Results from a Phase 1b/2 Study of Ibrutinib Combination Therapy in Advanced Urothelial Carcinoma

• Published in: Cancers Vol. 15; no. 11; p. 2978
• Main Authors: Mar, Nataliya, Zakharia, Yousef, Falcon, Alejandro, Morales-Barrera, Rafael, Mellado, Begona, Duran, Ignacio, Oh, Do-Youn, Williamson, Stephen K, Gajate, Pablo, Arkenau, Hendrik-Tobias, Jones, Robert J, Teo, Min Yuen, Turan, Tolga, McLaughlin, Robert T, Peltier, Hillary M, Chong, Elizabeth, Atluri, Harisha, Dean, James P, Castellano, Daniel
• Format: Journal Article
• Language: English
• Published: Switzerland MDPI AG 30.05.2023; MDPI
• Subjects: Cancer; Carcinoma; Care and treatment; Cell survival; Chemotherapy; Drug dosages; Graft-versus-host reaction; Hypotheses; Hypothesis testing; ibrutinib; Immunosuppressive agents; Kinases; Lymphocytes B; Malignancy; Medical prognosis; Oral administration; Paclitaxel; Pembrolizumab; Product development; Protein-tyrosine kinase; Response rates; Safety; Tyrosine; Urothelial carcinoma; Spain; United States > US; ibrutinib; paclitaxel; pembrolizumab; urothelial carcinoma
• ISSN: 2072-6694; 2072-6694
• DOI: 10.3390/cancers15112978

Ibrutinib is a first-in-class Bruton's tyrosine kinase inhibitor approved for the treatment of various B-cell malignancies and chronic graft-versus-host disease.
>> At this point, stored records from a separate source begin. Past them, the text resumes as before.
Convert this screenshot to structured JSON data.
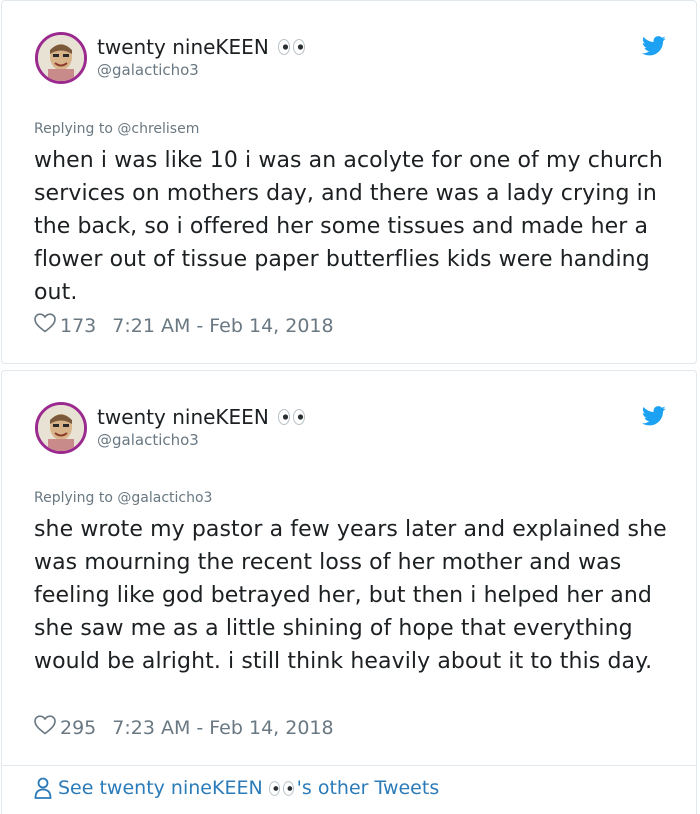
{
  "tweets": [
    {
      "display_name": "twenty nineKEEN",
      "handle": "@galacticho3",
      "replying_label": "Replying to",
      "replying_to": "@chrelisem",
      "text": "when i was like 10 i was an acolyte for one of my church services on mothers day, and there was a lady crying in the back, so i offered her some tissues and made her a flower out of tissue paper butterflies kids were handing out.",
      "likes": "173",
      "timestamp": "7:21 AM - Feb 14, 2018"
    },
    {
      "display_name": "twenty nineKEEN",
      "handle": "@galacticho3",
      "replying_label": "Replying to",
      "replying_to": "@galacticho3",
      "text": "she wrote my pastor a few years later and explained she was mourning the recent loss of her mother and was feeling like god betrayed her, but then i helped her and she saw me as a little shining of hope that everything would be alright. i still think heavily about it to this day.",
      "likes": "295",
      "timestamp": "7:23 AM - Feb 14, 2018"
    }
  ],
  "footer": {
    "prefix": "See twenty nineKEEN",
    "suffix": "'s other Tweets"
  },
  "icons": {
    "eyes": "eyes-emoji-icon",
    "bird": "twitter-bird-icon",
    "heart": "heart-icon",
    "person": "person-icon"
  },
  "colors": {
    "twitter_blue": "#1da1f2",
    "link_blue": "#2b7bb9",
    "secondary_text": "#697882",
    "border": "#e1e8ed"
  }
}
We evaluated the safety and efficacy of ibrutinib, alone or combined with standard-of-care regimens, in adults with advanced urothelial carcinoma (UC). Once-daily ibrutinib was administered orally at 840 mg (single-agent or with paclitaxel) or at 560 mg (with pembrolizumab). Phase 1b determined the recommended phase 2 dose (RP2D) of ibrutinib, and phase 2 assessed progression-free survival (PFS), overall response rate (ORR), and safety. Thirty-five, eighteen, and fifty-nine patients received ibrutinib, ibrutinib plus pembrolizumab, and ibrutinib plus paclitaxel at the RP2D, respectively. Safety profiles were consistent with those of the individual agents. The best-confirmed ORRs were 7% (two partial responses) with single-agent ibrutinib and 36% (five partial responses) with ibrutinib plus pembrolizumab. Median PFS was 4.1 months (range, 1.0-37.4+) with ibrutinib plus paclitaxel. The best-confirmed ORR was 26% (two complete responses). In previously treated patients with UC, ORR was higher with ibrutinib plus pembrolizumab than with either agent alone (historical data in the intent-to-treat population). ORR with ibrutinib plus paclitaxel was greater than historical values for single-agent paclitaxel or ibrutinib. These data warrant further evaluation of ibrutinib combinations in UC.